Protoplanetary disk masses in NGC 2024: Evidence for two populations^★

¹ Leiden Observatory, Leiden University, PO Box 9513, 2300 RA Leiden, The Netherlands
² Max-Planck-Institut für Astronomie, Königstuhl 17, 69117 Heidelberg, Germany
e-mail: terwisga@mpia.de
³ Max-Planck-Institut für Extraterrestrische Physik, Gießenbachstraße, 85741 Garching bei München, Germany
⁴ NRC Herzberg Astronomy & Astrophysics, 5071 W Saanich Rd, Victoria BC V9E 2E7, Canada
⁵ Department of Astronomy, University of Michigan, 1085 S. University, Ann Arbor, MI 48109, USA
⁶ Harvard-Smithsonian Center for Astrophysics, 60 Garden Street, Cambridge, MA 02138, USA
⁷ Joint ALMA Observatory, Av. Alonso de Córdova 3107, Vitacura, Santiago, Chile
⁸ Steward Observatory, University of Arizona, 933 North Cherry Avenue, Tucson, AZ 85721, USA
⁹ European Southern Observatory, Karl-Schwarzschild-Str. 2, 85748 Garching bei München, Germany
¹⁰ Institute for Astronomy, University of Hawai‘i at Mānoa, 2680 Woodlawn Dr., Honolulu, HI, USA

Received: 23 December 2019
Accepted: 20 April 2020

Abstract

Context. Protoplanetary disks in dense, massive star-forming regions are strongly affected by their environment. How this environmental impact changes over time is an important constraint on disk evolution and external photoevaporation models.

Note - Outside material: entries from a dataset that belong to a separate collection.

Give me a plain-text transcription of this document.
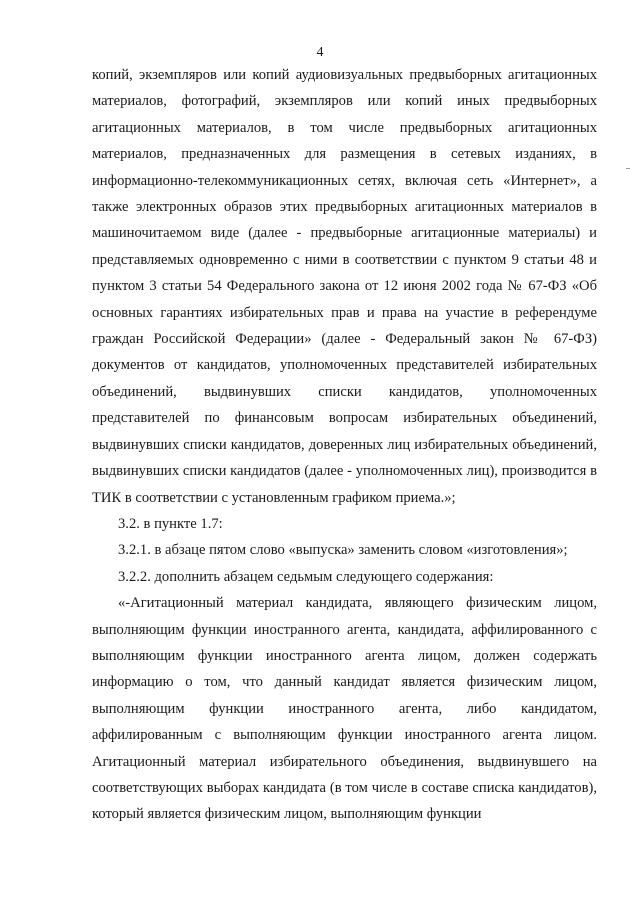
4

копий, экземпляров или копий аудиовизуальных предвыборных агитационных материалов, фотографий, экземпляров или копий иных предвыборных агитационных материалов, в том числе предвыборных агитационных материалов, предназначенных для размещения в сетевых изданиях, в информационно-телекоммуникационных сетях, включая сеть «Интернет», а также электронных образов этих предвыборных агитационных материалов в машиночитаемом виде (далее - предвыборные агитационные материалы) и представляемых одновременно с ними в соответствии с пунктом 9 статьи 48 и пунктом 3 статьи 54 Федерального закона от 12 июня 2002 года № 67-ФЗ «Об основных гарантиях избирательных прав и права на участие в референдуме граждан Российской Федерации» (далее - Федеральный закон № 67-ФЗ) документов от кандидатов, уполномоченных представителей избирательных объединений, выдвинувших списки кандидатов, уполномоченных представителей по финансовым вопросам избирательных объединений, выдвинувших списки кандидатов, доверенных лиц избирательных объединений, выдвинувших списки кандидатов (далее - уполномоченных лиц), производится в ТИК в соответствии с установленным графиком приема.»;

3.2. в пункте 1.7:

3.2.1. в абзаце пятом слово «выпуска» заменить словом «изготовления»;

3.2.2. дополнить абзацем седьмым следующего содержания:

«-Агитационный материал кандидата, являющего физическим лицом, выполняющим функции иностранного агента, кандидата, аффилированного с выполняющим функции иностранного агента лицом, должен содержать информацию о том, что данный кандидат является физическим лицом, выполняющим функции иностранного агента, либо кандидатом, аффилированным с выполняющим функции иностранного агента лицом. Агитационный материал избирательного объединения, выдвинувшего на соответствующих выборах кандидата (в том числе в составе списка кандидатов), который является физическим лицом, выполняющим функции
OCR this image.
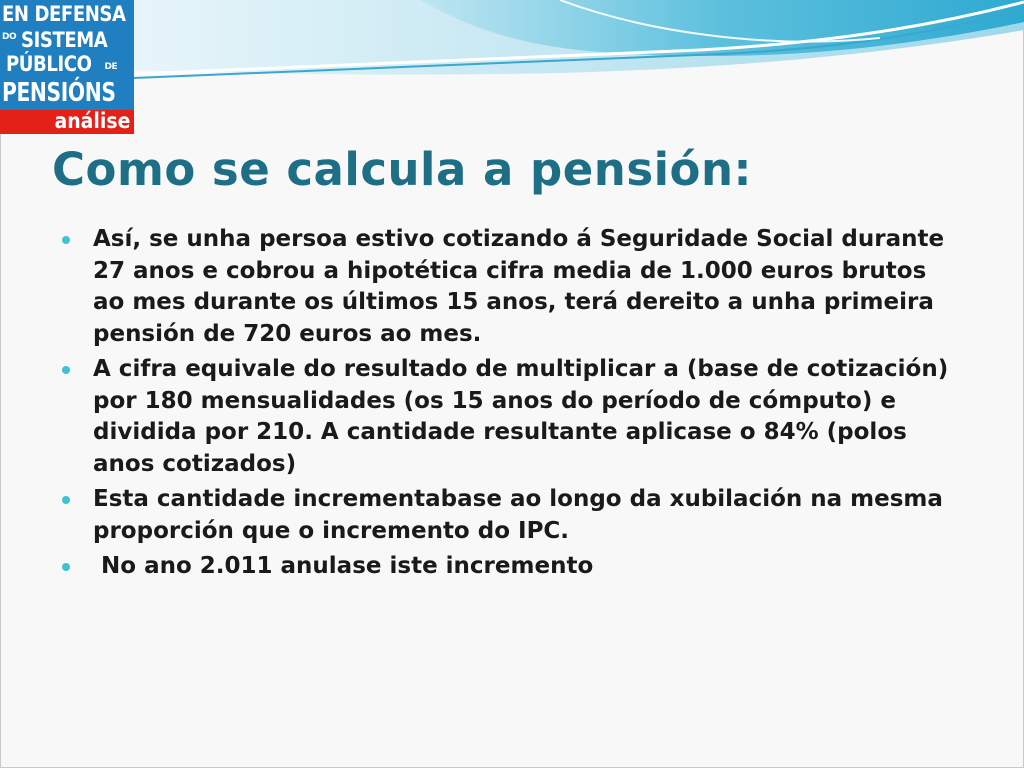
EN DEFENSA
$^{DO}$ SISTEMA
PÚBLICO DE
PENSIÓNS
análise
Como se calcula a pensión:
Así, se unha persoa estivo cotizando á Seguridade Social durante 27 anos e cobrou a hipotética cifra media de 1.000 euros brutos ao mes durante os últimos 15 anos, terá dereito a unha primeira pensión de 720 euros ao mes.
A cifra equivale do resultado de multiplicar a (base de cotización) por 180 mensualidades (os 15 anos do período de cómputo) e dividida por 210. A cantidade resultante aplicase o 84% (polos anos cotizados)
Esta cantidade incrementabase ao longo da xubilación na mesma proporción que o incremento do IPC.
No ano 2.011 anulase iste incremento
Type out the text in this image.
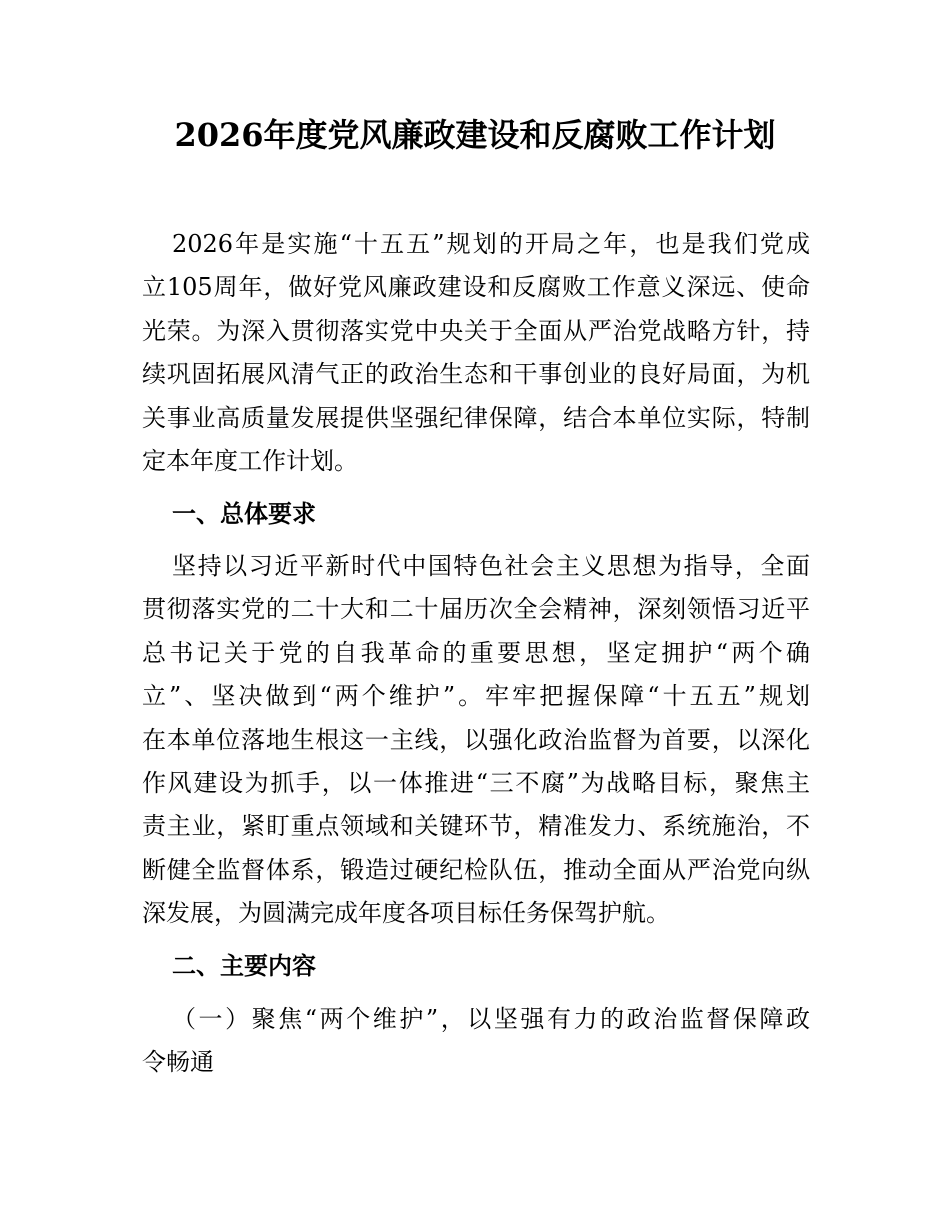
2026年度党风廉政建设和反腐败工作计划
2026年是实施“十五五”规划的开局之年，也是我们党成
立105周年，做好党风廉政建设和反腐败工作意义深远、使命
光荣。为深入贯彻落实党中央关于全面从严治党战略方针，持
续巩固拓展风清气正的政治生态和干事创业的良好局面，为机
关事业高质量发展提供坚强纪律保障，结合本单位实际，特制
定本年度工作计划。
一、总体要求
坚持以习近平新时代中国特色社会主义思想为指导，全面
贯彻落实党的二十大和二十届历次全会精神，深刻领悟习近平
总书记关于党的自我革命的重要思想，坚定拥护“两个确
立”、坚决做到“两个维护”。牢牢把握保障“十五五”规划
在本单位落地生根这一主线，以强化政治监督为首要，以深化
作风建设为抓手，以一体推进“三不腐”为战略目标，聚焦主
责主业，紧盯重点领域和关键环节，精准发力、系统施治，不
断健全监督体系，锻造过硬纪检队伍，推动全面从严治党向纵
深发展，为圆满完成年度各项目标任务保驾护航。
二、主要内容
（一）聚焦“两个维护”，以坚强有力的政治监督保障政
令畅通
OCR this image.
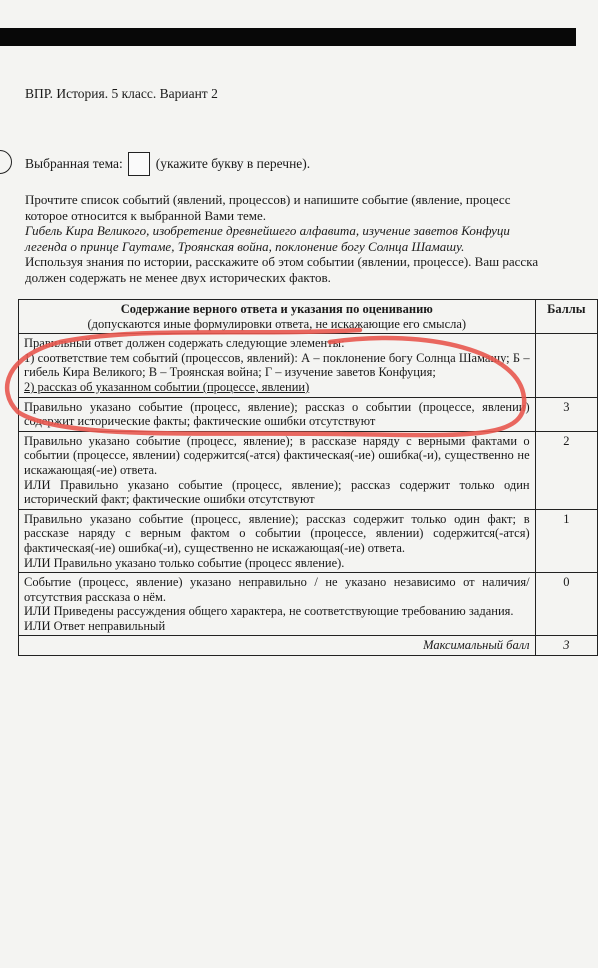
ВПР. История. 5 класс. Вариант 2
Выбранная тема: (укажите букву в перечне).
Прочтите список событий (явлений, процессов) и напишите событие (явление, процесс
которое относится к выбранной Вами теме.
Гибель Кира Великого, изобретение древнейшего алфавита, изучение заветов Конфуци
легенда о принце Гаутаме, Троянская война, поклонение богу Солнца Шамашу.
Используя знания по истории, расскажите об этом событии (явлении, процессе). Ваш расска
должен содержать не менее двух исторических фактов.
Содержание верного ответа и указания по оцениванию
(допускаются иные формулировки ответа, не искажающие его смысла)	Баллы

Правильный ответ должен содержать следующие элементы:
1) соответствие тем событий (процессов, явлений): А – поклонение богу Солнца Шамашу; Б – гибель Кира Великого; В – Троянская война; Г – изучение заветов Конфуция;
2) рассказ об указанном событии (процессе, явлении)	

Правильно указано событие (процесс, явление); рассказ о событии (процессе, явлении) содержит исторические факты; фактические ошибки отсутствуют	3

Правильно указано событие (процесс, явление); в рассказе наряду с верными фактами о событии (процессе, явлении) содержится(-атся) фактическая(-ие) ошибка(-и), существенно не искажающая(-ие) ответа.
ИЛИ Правильно указано событие (процесс, явление); рассказ содержит только один исторический факт; фактические ошибки отсутствуют	2

Правильно указано событие (процесс, явление); рассказ содержит только один факт; в рассказе наряду с верным фактом о событии (процессе, явлении) содержится(-атся) фактическая(-ие) ошибка(-и), существенно не искажающая(-ие) ответа.
ИЛИ Правильно указано только событие (процесс явление).	1

Событие (процесс, явление) указано неправильно / не указано независимо от наличия/отсутствия рассказа о нём.
ИЛИ Приведены рассуждения общего характера, не соответствующие требованию задания.
ИЛИ Ответ неправильный	0
Максимальный балл	3
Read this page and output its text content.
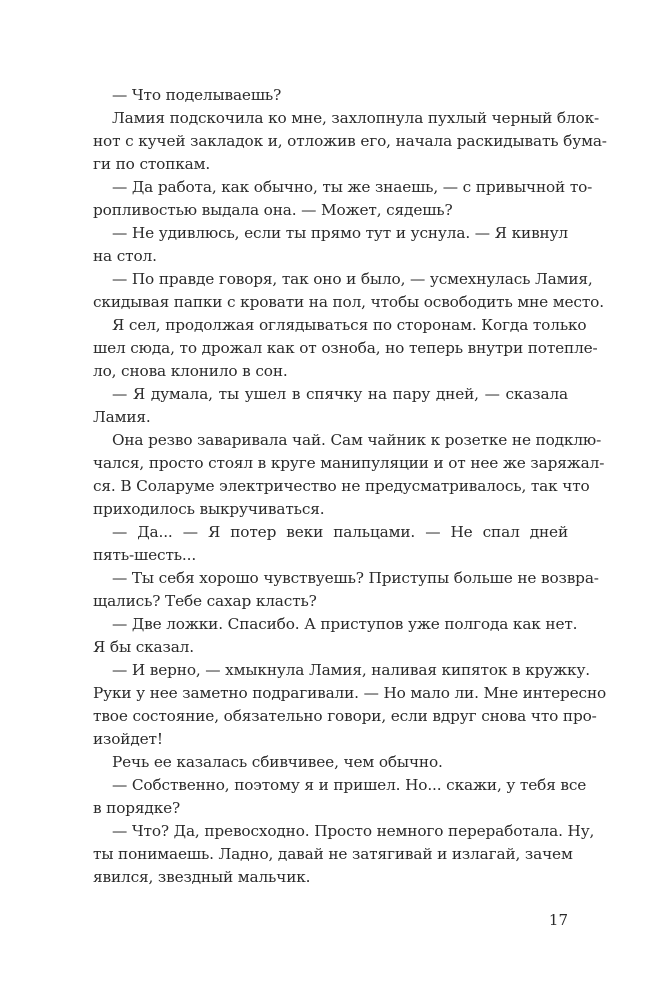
— Что поделываешь?
Ламия подскочила ко мне, захлопнула пухлый черный блок-
нот с кучей закладок и, отложив его, начала раскидывать бума-
ги по стопкам.
— Да работа, как обычно, ты же знаешь, — с привычной то-
ропливостью выдала она. — Может, сядешь?
— Не удивлюсь, если ты прямо тут и уснула. — Я кивнул
на стол.
— По правде говоря, так оно и было, — усмехнулась Ламия,
скидывая папки с кровати на пол, чтобы освободить мне место.
Я сел, продолжая оглядываться по сторонам. Когда только
шел сюда, то дрожал как от озноба, но теперь внутри потепле-
ло, снова клонило в сон.
— Я думала, ты ушел в спячку на пару дней, — сказала
Ламия.
Она резво заваривала чай. Сам чайник к розетке не подклю-
чался, просто стоял в круге манипуляции и от нее же заряжал-
ся. В Соларуме электричество не предусматривалось, так что
приходилось выкручиваться.
— Да... — Я потер веки пальцами. — Не спал дней
пять-шесть...
— Ты себя хорошо чувствуешь? Приступы больше не возвра-
щались? Тебе сахар класть?
— Две ложки. Спасибо. А приступов уже полгода как нет.
Я бы сказал.
— И верно, — хмыкнула Ламия, наливая кипяток в кружку.
Руки у нее заметно подрагивали. — Но мало ли. Мне интересно
твое состояние, обязательно говори, если вдруг снова что про-
изойдет!
Речь ее казалась сбивчивее, чем обычно.
— Собственно, поэтому я и пришел. Но... скажи, у тебя все
в порядке?
— Что? Да, превосходно. Просто немного переработала. Ну,
ты понимаешь. Ладно, давай не затягивай и излагай, зачем
явился, звездный мальчик.
17
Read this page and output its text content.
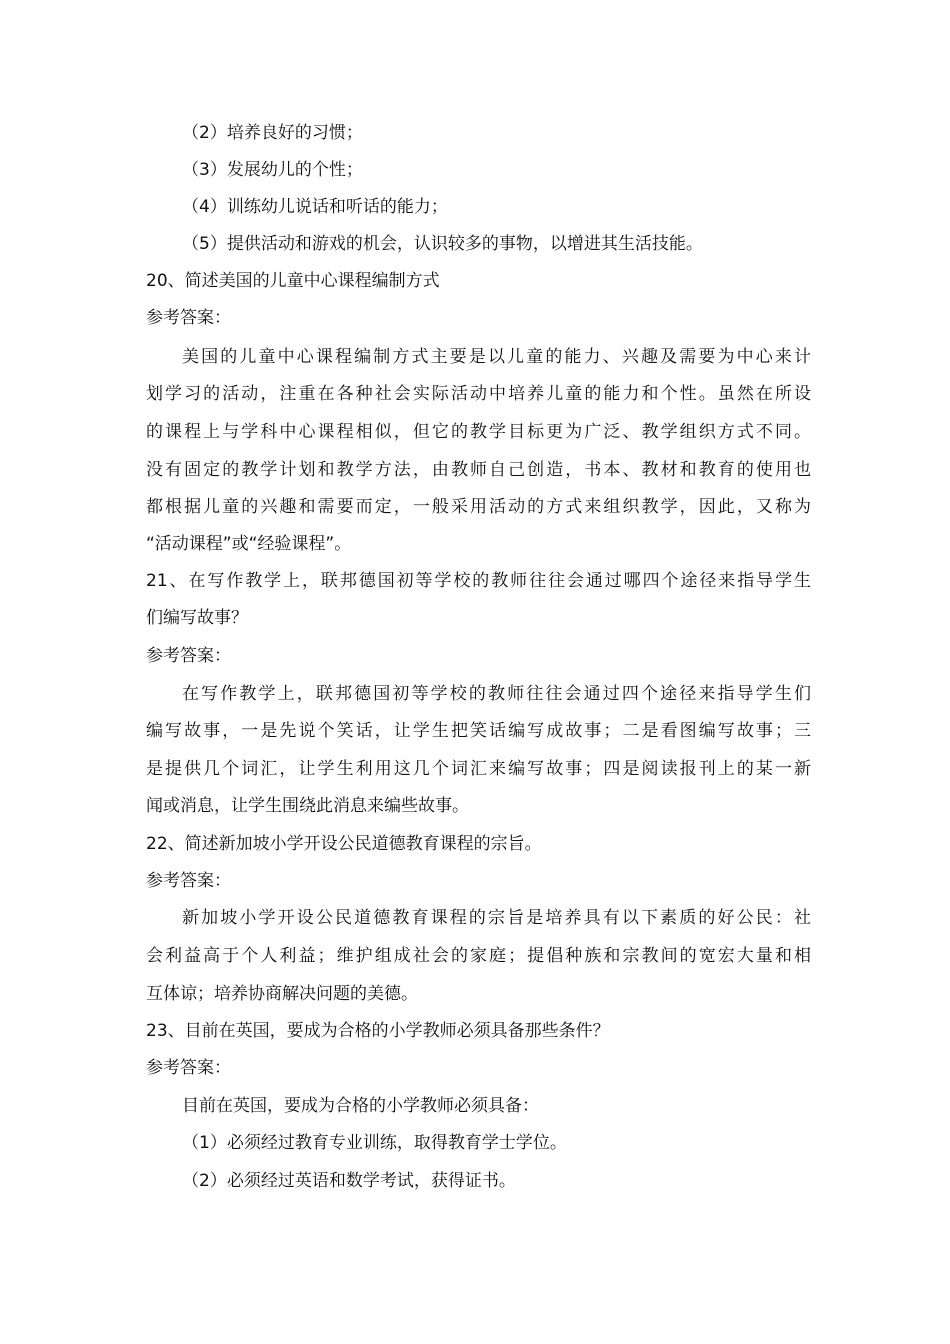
（2）培养良好的习惯；
（3）发展幼儿的个性；
（4）训练幼儿说话和听话的能力；
（5）提供活动和游戏的机会，认识较多的事物，以增进其生活技能。
20、简述美国的儿童中心课程编制方式
参考答案：
美国的儿童中心课程编制方式主要是以儿童的能力、兴趣及需要为中心来计
划学习的活动，注重在各种社会实际活动中培养儿童的能力和个性。虽然在所设
的课程上与学科中心课程相似，但它的教学目标更为广泛、教学组织方式不同。
没有固定的教学计划和教学方法，由教师自己创造，书本、教材和教育的使用也
都根据儿童的兴趣和需要而定，一般采用活动的方式来组织教学，因此，又称为
“活动课程”或“经验课程”。
21、在写作教学上，联邦德国初等学校的教师往往会通过哪四个途径来指导学生
们编写故事？
参考答案：
在写作教学上，联邦德国初等学校的教师往往会通过四个途径来指导学生们
编写故事，一是先说个笑话，让学生把笑话编写成故事；二是看图编写故事；三
是提供几个词汇，让学生利用这几个词汇来编写故事；四是阅读报刊上的某一新
闻或消息，让学生围绕此消息来编些故事。
22、简述新加坡小学开设公民道德教育课程的宗旨。
参考答案：
新加坡小学开设公民道德教育课程的宗旨是培养具有以下素质的好公民：社
会利益高于个人利益；维护组成社会的家庭；提倡种族和宗教间的宽宏大量和相
互体谅；培养协商解决问题的美德。
23、目前在英国，要成为合格的小学教师必须具备那些条件？
参考答案：
目前在英国，要成为合格的小学教师必须具备：
（1）必须经过教育专业训练，取得教育学士学位。
（2）必须经过英语和数学考试，获得证书。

Aims. We characterize the dust emission from 179 disks in the core of the young (0.5 Myr) NGC 2024 cluster. By studying how the disk mass varies within the cluster, and comparing these disks to those in other regions, we aim to determine how external photoevaporation influences disk properties over time.

Methods. Using the Atacama Large Millimeter/submillimeter Array, a 2.9′× 2.9′ mosaic centered on NGC 2024 FIR 3 was observed at 225 GHz with a resolution of 0.25″, or ~100 AU. The imaged region contains 179 disks identified at IR wavelengths, seven new disk candidates, and several protostars.

Results. The overall detection rate of disks is 32 ± 4%. Few of the disks are resolved, with the exception of a giant (R = 300 AU) transition disk. Serendipitously, we observe a millimeter flare from an X-ray bright young stellar object (YSO), and resolve continuum emission from a Class 0 YSO in the FIR 3 core. Two distinct disk populations are present: a more massive one in the east, along the dense molecular ridge hosting the FIR 1-5 YSOs, with a detection rate of 45 ± 7%. In the western population, towards IRS 1, only 15 ± 4% of disks are detected.

Conclusions. NGC 2024 hosts two distinct disk populations. Disks along the dense molecular ridge are young (0.2–0.5 Myr) and partly shielded from the far ultraviolet radiation of IRS 2b; their masses are similar to isolated 1–3 Myr old SFRs. The western population is older and at lower extinctions, and may be affected by external photoevaporation from both IRS 1 and IRS 2b. However, it is possible these disks had lower masses to begin with.